Things Always Change
America is the land of opportunity. We’ve never had a more level playing field than today for any American to become wealthy. Unfortunately, it is also becoming harder to get ahead. Many young adults face a tougher time than their parents in buying a house, paying off student loans, and being able to save. The wealth gap is widening and attaining economic security is becoming more challenging.
Even against that backdrop, it is still possible to become wealthy. Everyone wants to be a millionaire, but they have to first figure out how to get to $100,000. Once you’ve done that, getting to $200k and then $400k, is just a matter of time. Wealth creates more wealth. You build a savings muscle and establish your wealth engine, and then it just works for you.

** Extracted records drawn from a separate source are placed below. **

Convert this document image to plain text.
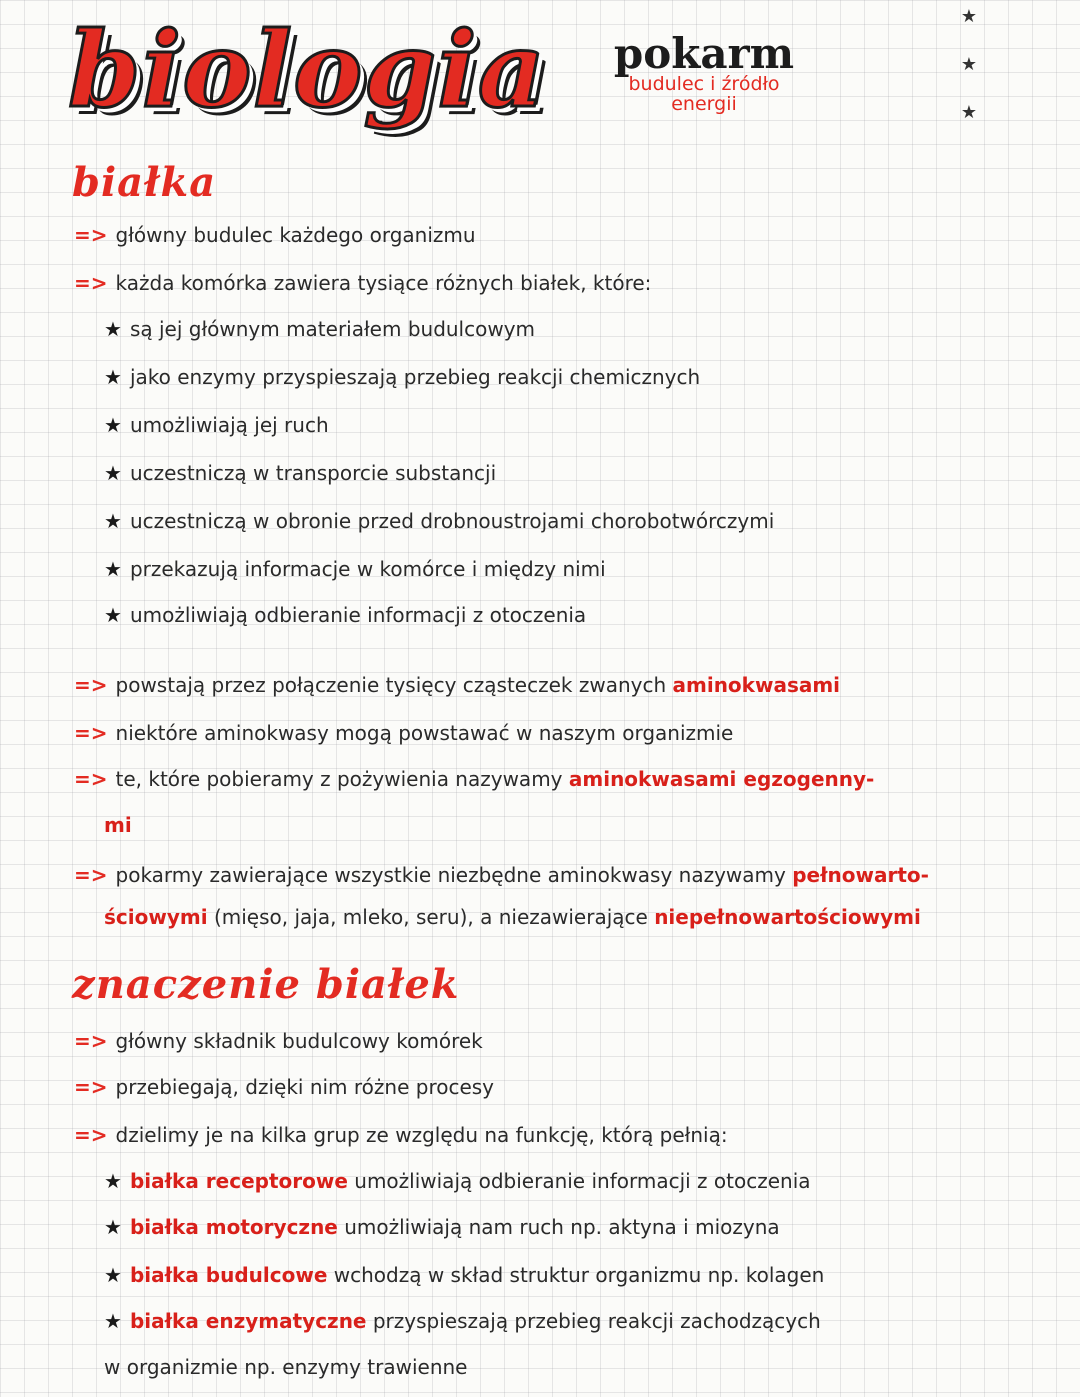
biologia	pokarm
budulec i źródło
energii
★
★
★
białka
=> główny budulec każdego organizmu
=> każda komórka zawiera tysiące różnych białek, które:
★ są jej głównym materiałem budulcowym
★ jako enzymy przyspieszają przebieg reakcji chemicznych
★ umożliwiają jej ruch
★ uczestniczą w transporcie substancji
★ uczestniczą w obronie przed drobnoustrojami chorobotwórczymi
★ przekazują informacje w komórce i między nimi
★ umożliwiają odbieranie informacji z otoczenia
=> powstają przez połączenie tysięcy cząsteczek zwanych aminokwasami
=> niektóre aminokwasy mogą powstawać w naszym organizmie
=> te, które pobieramy z pożywienia nazywamy aminokwasami egzogenny-
mi
=> pokarmy zawierające wszystkie niezbędne aminokwasy nazywamy pełnowarto-
ściowymi (mięso, jaja, mleko, seru), a niezawierające niepełnowartościowymi
znaczenie białek
=> główny składnik budulcowy komórek
=> przebiegają, dzięki nim różne procesy
=> dzielimy je na kilka grup ze względu na funkcję, którą pełnią:
★ białka receptorowe umożliwiają odbieranie informacji z otoczenia
★ białka motoryczne umożliwiają nam ruch np. aktyna i miozyna
★ białka budulcowe wchodzą w skład struktur organizmu np. kolagen
★ białka enzymatyczne przyspieszają przebieg reakcji zachodzących
w organizmie np. enzymy trawienne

Intention sets your focus and creates the decisions which enable you to save. Take control of your financial life and have a plan. Process is understanding what works and keeping your momentum headed in the right direction. Automate your savings and you remove yourself as the roadblock to your success. Neither intention nor process require hard work. They are a mindset.
You should work hard to develop your career and maximize your earnings. But that hard work won’t create wealth if you don’t have alignment on how your money can create your financial independence for you over time. Years from now, when a young investor asks about the cause of your success, I hope you can give the right answer. It was intention and process, not hard work, that created your wealth.